Suggestive Design
ADB 03 - 22 - 2010

In analyzing a variety of landscape and architectural spaces, thus far, a reoccurring concept involves guiding or suggesting paths of movement. One example of this idea exists in Barcelona. A street median has statues placed strategically staggered, alternating, to interrupt and prevent a straight walking path through the space. As each statue blocks the intended path, attention and views are directed to the sculpture. Another instance occurs in the approach to the Acropolis. The ramp leading to the Propylea winds back and forth, increasing anticipation, sense of grandeur, and authority. Again, interrupted views augment the experience, giving glimpses of the Parthenon, the Temple of Athena, and other grand structures. Combining these concepts with structural axis, the first experiment displayed (see picture below, 002) uses multiple ground-materials and benches to suggest a desired path, but without restricting movement entirely. Similarly, other design ideas direct natural or structural elements. For example, in the gardens of Florence, a paving pattern directed runoff drainage away from the footpath to the outsides of the walkway and downhill. Another element, pressure, can be directed by arches. Several types of arches from Islamic to Gothic can help distribute weight, moving it downward. From these concepts, I entertained the comparison between forced paths and pedestrian freedom.
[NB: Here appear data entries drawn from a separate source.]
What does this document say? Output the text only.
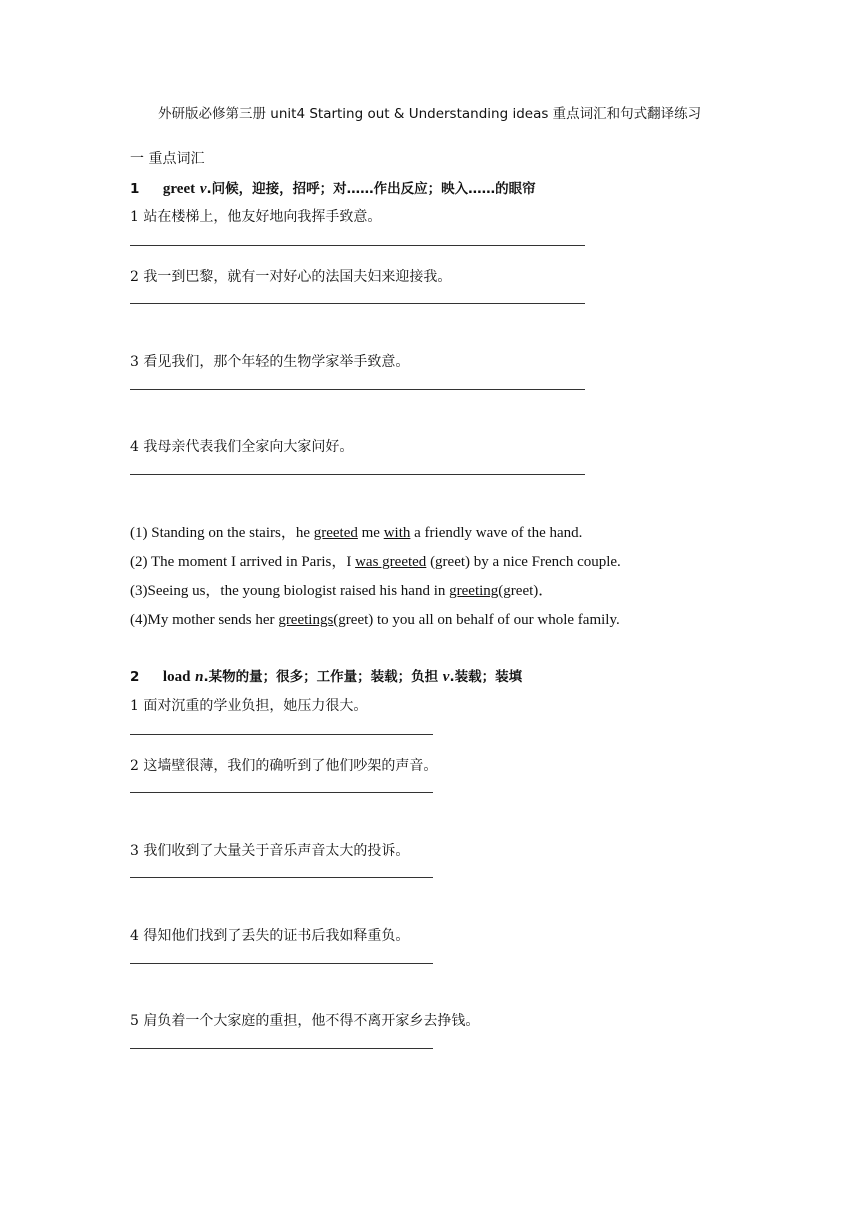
外研版必修第三册 unit4 Starting out & Understanding ideas 重点词汇和句式翻译练习
一 重点词汇
1 greet v.问候，迎接，招呼；对……作出反应；映入……的眼帘
1 站在楼梯上，他友好地向我挥手致意。
2 我一到巴黎，就有一对好心的法国夫妇来迎接我。
3 看见我们，那个年轻的生物学家举手致意。
4 我母亲代表我们全家向大家问好。
(1) Standing on the stairs，he greeted me with a friendly wave of the hand.
(2) The moment I arrived in Paris，I was greeted (greet) by a nice French couple.
(3)Seeing us，the young biologist raised his hand in greeting(greet)．
(4)My mother sends her greetings(greet) to you all on behalf of our whole family.
2 load n.某物的量；很多；工作量；装载；负担 v.装载；装填
1 面对沉重的学业负担，她压力很大。
2 这墙壁很薄，我们的确听到了他们吵架的声音。
3 我们收到了大量关于音乐声音太大的投诉。
4 得知他们找到了丢失的证书后我如释重负。
5 肩负着一个大家庭的重担，他不得不离开家乡去挣钱。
Some elements should be strictly guided with forced paths, but pedestrians deserve the right to wonder freely. That's what distinguishes walking from driving or other types of transportation, making pedestrian movement more appealing and giving it preference above vehicular circulation. With these ideas in mind, I brainstormed a couple designs depicted in another experiment (see picture right, 001), looking both at a flat-planed design and terraced concept, which allows further freedom in the form of multiple views.